For large objects, SSD performs pretty well even with a simple extractor. SSD can even match other detectors’ accuracies using better extractor. But SSD performs much worse on small objects comparing to other methods.

Source

For example, SSD has problems in detecting the bottles in the middle of the table below while other methods can.

Source

Input image resolution

Higher resolution improves object detection for small objects significantly while also helping large objects. When decreasing resolution by a factor of two in both dimensions, accuracy is lowered by 15.88% on average but the inference time is also reduced by a factor of 27.4% on average.

Source

Number of proposals

The number of proposals generated can impact Faster R-CNN (FRCNN) significantly without a major decrease in accuracy. For example, with Inception Resnet, Faster R-CNN can improve the speed 3x when using 50 proposals instead of 300. The drop in accuracy is just 4% only. Because R-FCN has much less work per ROI, the speed improvement is far less significant.

Source

GPU time

Here is the GPU time for different model using different feature extractors.

Source

While many papers use FLOPS (the number of floating point operations) to measure complexity, it does not necessarily reflect the accurate speed. The density of a model (sparse v.s. dense model) impacts how long it takes. Ironically, the less dense model usually takes longer in average to finish each floating point operation. In the diagram below, the slope (FLOPS and GPU ratio) for most dense models are greater than or equal to 1 while the lighter model is less than one. i.e. less dense models are less effective even though the overall execution time is smaller. However, the reason is not yet fully studied by the paper.

Source

Memory

MobileNet has the smallest footprint. It requiring less than 1Gb (total) memory.

Source

2016 COCO object detection challenge

The winning entry for the 2016 COCO object detection challenge is an ensemble of five Faster R-CNN models using Resnet and Inception ResNet.
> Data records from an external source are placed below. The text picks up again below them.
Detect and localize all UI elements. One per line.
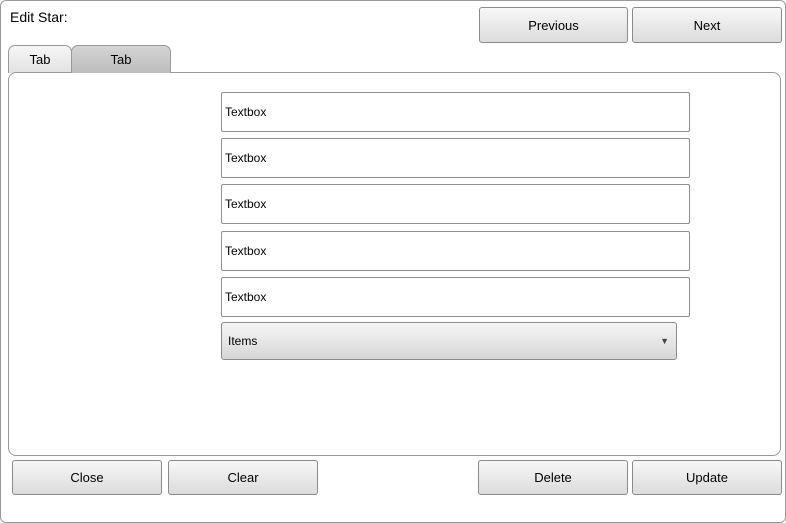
- dropdown-selected-value: Items: [228, 334, 258, 348]
- window-title: Edit Star:: [10, 9, 68, 25]
- textbox-4[interactable]: [221, 231, 690, 271]
- previous-button[interactable]: Previous: [479, 7, 628, 43]
- tab-1[interactable]: Tab: [8, 45, 72, 73]
- tab-2[interactable]: Tab: [71, 45, 171, 73]
- textbox-5[interactable]: [221, 277, 690, 317]
- update-button[interactable]: Update: [632, 460, 782, 495]
- items-dropdown[interactable]: Items ▼: [221, 322, 677, 360]
- chevron-down-icon: ▼: [660, 336, 669, 346]
- textbox-2[interactable]: [221, 138, 690, 178]
- delete-button[interactable]: Delete: [478, 460, 628, 495]
- next-button[interactable]: Next: [632, 7, 782, 43]
- edit-star-window: Edit Star: Previous Next Tab Tab Items ▼…: [0, 0, 786, 523]
- clear-button[interactable]: Clear: [168, 460, 318, 495]
- textbox-1[interactable]: [221, 92, 690, 132]
- textbox-3[interactable]: [221, 184, 690, 224]
- close-button[interactable]: Close: [12, 460, 162, 495]
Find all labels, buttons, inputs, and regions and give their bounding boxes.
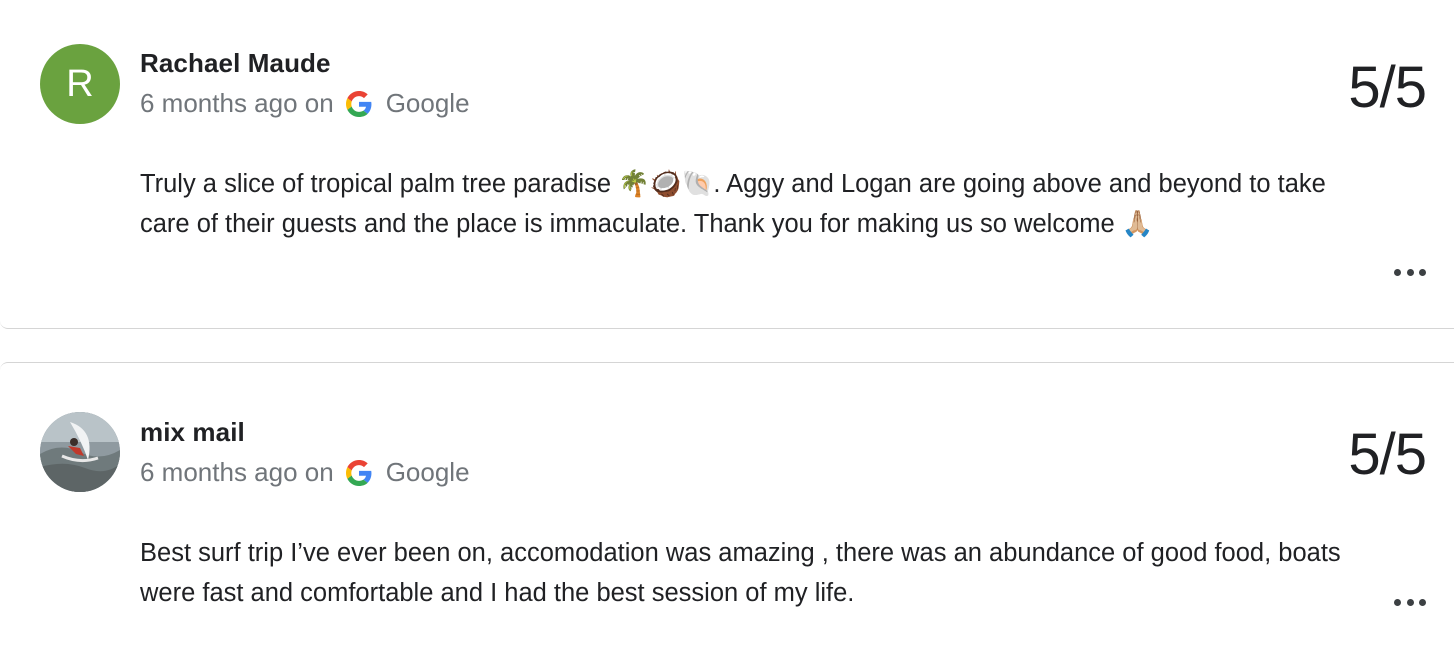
more-options-button[interactable]	[1394, 596, 1426, 608]
more-horizontal-icon	[1394, 598, 1401, 606]
review-card: R Rachael Maude 6 months ago on Google 5…	[0, 0, 1454, 329]
more-horizontal-icon	[1419, 268, 1426, 276]
review-time: 6 months ago on	[140, 457, 334, 487]
review-source: Google	[385, 457, 470, 487]
review-meta: 6 months ago on Google	[140, 88, 470, 119]
more-horizontal-icon	[1394, 268, 1401, 276]
review-source: Google	[385, 88, 470, 118]
avatar-initial: R	[66, 62, 94, 105]
more-horizontal-icon	[1419, 598, 1426, 606]
avatar[interactable]	[40, 412, 120, 492]
google-icon	[345, 90, 372, 117]
reviewer-name[interactable]: Rachael Maude	[140, 48, 331, 79]
review-meta: 6 months ago on Google	[140, 457, 470, 488]
surfer-photo-icon	[40, 412, 120, 492]
more-options-button[interactable]	[1394, 266, 1426, 278]
avatar[interactable]: R	[40, 44, 120, 124]
review-time: 6 months ago on	[140, 88, 334, 118]
review-card: mix mail 6 months ago on Google 5/5 Best…	[0, 362, 1454, 650]
review-text: Truly a slice of tropical palm tree para…	[140, 170, 1326, 238]
more-horizontal-icon	[1406, 598, 1414, 606]
review-score: 5/5	[1348, 422, 1427, 487]
more-horizontal-icon	[1406, 268, 1414, 276]
review-text: Best surf trip I’ve ever been on, accomo…	[140, 539, 1341, 607]
reviewer-name[interactable]: mix mail	[140, 417, 245, 448]
google-icon	[345, 459, 372, 486]
review-score: 5/5	[1348, 55, 1427, 120]
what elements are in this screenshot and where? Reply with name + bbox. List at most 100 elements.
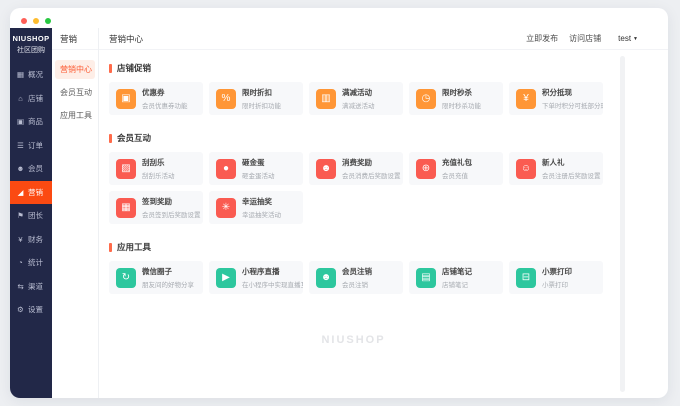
sidebar-item-overview[interactable]: ▦ 概况	[10, 63, 52, 87]
card-mini-program-live[interactable]: ▶ 小程序直播在小程序中实现直播互动与商品..	[209, 261, 303, 294]
minimize-button[interactable]	[33, 18, 39, 24]
card-golden-egg[interactable]: ● 砸金蛋 砸金蛋活动	[209, 152, 303, 185]
sidebar-item-statistics[interactable]: ◔ 统计	[10, 251, 52, 275]
sidebar-item-leader[interactable]: ⚑ 团长	[10, 204, 52, 228]
card-title: 限时折扣	[242, 87, 272, 97]
sidebar-item-member[interactable]: ☻ 会员	[10, 157, 52, 181]
shop-icon: ⌂	[18, 93, 23, 103]
coupon-icon: ▣	[116, 88, 136, 109]
seckill-clock-icon: ◷	[416, 88, 436, 109]
submenu-item-member-interaction[interactable]: 会员互动	[55, 83, 95, 102]
card-member-cancellation[interactable]: ☻ 会员注销 会员注销	[309, 261, 403, 294]
card-title: 小票打印	[542, 266, 572, 276]
breadcrumb: 营销中心	[109, 33, 144, 44]
card-title: 满减活动	[342, 87, 372, 97]
note-icon: ▤	[416, 267, 436, 288]
card-points-deduction[interactable]: ¥ 积分抵现下单时积分可抵部分现金	[509, 82, 603, 115]
submenu-item-marketing-center[interactable]: 营销中心	[55, 60, 95, 79]
card-wechat-circle[interactable]: ↻ 微信圈子 朋友间的好物分享	[109, 261, 203, 294]
card-recharge-gift[interactable]: ⊕ 充值礼包 会员充值	[409, 152, 503, 185]
card-coupon[interactable]: ▣ 优惠券 会员优惠券功能	[109, 82, 203, 115]
sidebar-item-label: 渠道	[28, 281, 43, 291]
card-title: 限时秒杀	[442, 87, 472, 97]
section-header: 应用工具	[109, 241, 668, 253]
sidebar-item-finance[interactable]: ¥ 财务	[10, 228, 52, 252]
card-consume-reward[interactable]: ☻ 消费奖励会员消费后奖励设置	[309, 152, 403, 185]
card-signin-reward[interactable]: ▦ 签到奖励 会员签到后奖励设置	[109, 191, 203, 224]
card-info: 限时折扣 限时折扣功能	[242, 87, 281, 111]
card-info: 小程序直播在小程序中实现直播互动与商品..	[242, 266, 303, 290]
card-title: 消费奖励	[342, 157, 372, 167]
chevron-down-icon: ▼	[633, 35, 638, 42]
card-description: 在小程序中实现直播互动与商品..	[242, 282, 303, 290]
card-time-discount[interactable]: % 限时折扣 限时折扣功能	[209, 82, 303, 115]
card-title: 签到奖励	[142, 196, 172, 206]
section-header: 会员互动	[109, 132, 668, 144]
card-full-reduction[interactable]: ▥ 满减活动 满减送活动	[309, 82, 403, 115]
card-description: 幸运抽奖活动	[242, 212, 281, 220]
submenu-title: 营销	[52, 28, 98, 50]
card-description: 会员注册后奖励设置	[542, 173, 601, 181]
card-info: 小票打印 小票打印	[542, 266, 572, 290]
submenu-item-app-tools[interactable]: 应用工具	[55, 106, 95, 125]
card-description: 限时秒杀功能	[442, 103, 481, 111]
card-title: 积分抵现	[542, 87, 572, 97]
card-shop-note[interactable]: ▤ 店铺笔记 店铺笔记	[409, 261, 503, 294]
secondary-sidebar: 营销 营销中心会员互动应用工具	[52, 28, 99, 398]
member-icon: ☻	[16, 164, 25, 173]
sidebar-item-label: 设置	[28, 305, 43, 315]
topbar-actions: 立即发布 访问店铺 test ▼	[526, 33, 638, 44]
card-info: 砸金蛋 砸金蛋活动	[242, 157, 275, 181]
section-accent-bar	[109, 133, 112, 143]
card-info: 会员注销 会员注销	[342, 266, 372, 290]
card-description: 会员优惠券功能	[142, 103, 188, 111]
card-title: 新人礼	[542, 157, 565, 167]
sidebar-item-label: 统计	[28, 258, 43, 268]
card-newcomer-gift[interactable]: ☺ 新人礼 会员注册后奖励设置	[509, 152, 603, 185]
sidebar-item-channel[interactable]: ⇆ 渠道	[10, 275, 52, 299]
wechat-circle-icon: ↻	[116, 267, 136, 288]
sidebar-item-marketing[interactable]: ◢ 营销	[10, 180, 52, 204]
settings-icon: ⚙	[17, 305, 24, 314]
account-dropdown[interactable]: test ▼	[618, 34, 638, 43]
card-scratch-card[interactable]: ▨ 刮刮乐 刮刮乐活动	[109, 152, 203, 185]
card-title: 小程序直播	[242, 266, 280, 276]
close-button[interactable]	[21, 18, 27, 24]
scratch-card-icon: ▨	[116, 158, 136, 179]
card-receipt-print[interactable]: ⊟ 小票打印 小票打印	[509, 261, 603, 294]
brand-name: NIUSHOP	[12, 34, 50, 43]
section-header: 店铺促销	[109, 62, 668, 74]
card-info: 刮刮乐 刮刮乐活动	[142, 157, 175, 181]
card-seckill[interactable]: ◷ 限时秒杀限时秒杀功能	[409, 82, 503, 115]
card-lucky-draw[interactable]: ✳ 幸运抽奖 幸运抽奖活动	[209, 191, 303, 224]
section-title: 会员互动	[117, 133, 152, 143]
visit-store-button[interactable]: 访问店铺	[569, 33, 601, 44]
sidebar-item-goods[interactable]: ▣ 商品	[10, 110, 52, 134]
card-grid: ↻ 微信圈子朋友间的好物分享 ▶ 小程序直播在小程序中实现直播互动与商品.. ☻ 会员注销…	[109, 261, 609, 294]
submenu-list: 营销中心会员互动应用工具	[52, 50, 98, 125]
card-description: 会员消费后奖励设置	[342, 173, 401, 181]
section-member-interaction: 会员互动 ▨ 刮刮乐 刮刮乐活动 ● 砸金蛋 砸金蛋活动 ☻ 消费奖励会员消费后奖励设置 ⊕ 充值礼…	[109, 132, 668, 224]
sections-container: 店铺促销 ▣ 优惠券 会员优惠券功能% 限时折扣 限时折扣功能 ▥ 满减活动 满减送活动 ◷ 限时秒…	[99, 50, 668, 294]
card-info: 满减活动 满减送活动	[342, 87, 375, 111]
zoom-button[interactable]	[45, 18, 51, 24]
sidebar-item-order[interactable]: ☰ 订单	[10, 134, 52, 158]
golden-egg-icon: ●	[216, 158, 236, 179]
card-info: 限时秒杀限时秒杀功能	[442, 87, 481, 111]
card-description: 会员签到后奖励设置	[142, 212, 201, 220]
vertical-scrollbar[interactable]	[620, 56, 625, 392]
app-window: NIUSHOP 社区团购 ▦ 概况 ⌂ 店铺 ▣ 商品 ☰ 订单 ☻ 会员 ◢ 营销 ⚑ 团长 ¥ 财务 ◔ 统计…	[10, 8, 668, 398]
card-info: 优惠券 会员优惠券功能	[142, 87, 188, 111]
sidebar-menu: ▦ 概况 ⌂ 店铺 ▣ 商品 ☰ 订单 ☻ 会员 ◢ 营销 ⚑ 团长 ¥ 财务 ◔ 统计 ⇆ 渠道 ⚙ 设置	[10, 63, 52, 322]
section-accent-bar	[109, 63, 112, 73]
sidebar-item-settings[interactable]: ⚙ 设置	[10, 298, 52, 322]
card-title: 砸金蛋	[242, 157, 265, 167]
sidebar-item-shop[interactable]: ⌂ 店铺	[10, 87, 52, 111]
card-info: 新人礼会员注册后奖励设置	[542, 157, 601, 181]
card-title: 店铺笔记	[442, 266, 472, 276]
printer-icon: ⊟	[516, 267, 536, 288]
discount-icon: %	[216, 88, 236, 109]
consume-reward-icon: ☻	[316, 158, 336, 179]
publish-button[interactable]: 立即发布	[526, 33, 558, 44]
section-title: 店铺促销	[117, 63, 152, 73]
It achieves 41.3% mAP@[.5, .95] on the COCO test set and achieve significant improvement in locating small objects.

Lessons learned

Some key findings from the Google Research paper:

  • R-FCN and SSD models are faster on average but cannot beat the Faster R-CNN in accuracy if speed is not a concern.
  • Faster R-CNN requires at least 100 ms per image.
  • Use only low-resolution feature maps for detections hurts accuracy badly.
  • Input image resolution impacts accuracy significantly. Reduce image size by half in width and height lowers accuracy by 15.88% on average but also reduces inference time by 27.4% on average.
  • Choice of feature extractors impacts detection accuracy for Faster R-CNN and R-FCN but less reliant for SSD.
  • Post processing includes non-max suppression (which only run on CPU) takes up the bulk of the running time for the fastest models at about 40 ms which caps speed to 25 FPS.
  • If mAP is calculated with one single IoU only, use mAP@IoU=0.75.
  • With an Inception ResNet network as a feature extractor, the use of stride 8 instead of 16 improves the mAP by a factor of 5%, but increased running time by a factor of 63%.

Most accurate

  • The most accurate single model use Faster R-CNN using Inception ResNet with 300 proposals. It runs at 1 second per image.
  • The most accurate model is an ensemble model with multi-crop inference. It achieves state-of-the-art detection on 2016 COCO challenge in accuracy. It uses the vector of average precision to select five most different models.

Fastest

  • SSD with MobileNet provides the best accuracy tradeoff within the fastest detectors.
  • SSD is fast but performs worse for small objects comparing with others.
  • For large objects, SSD can outperform Faster R-CNN and R-FCN in accuracy with lighter and faster extractors.

Good balance between accuracy and speed

  • Faster R-CNN can match the speed of R-FCN and SSD at 32mAP if we reduce the number of proposal to 50.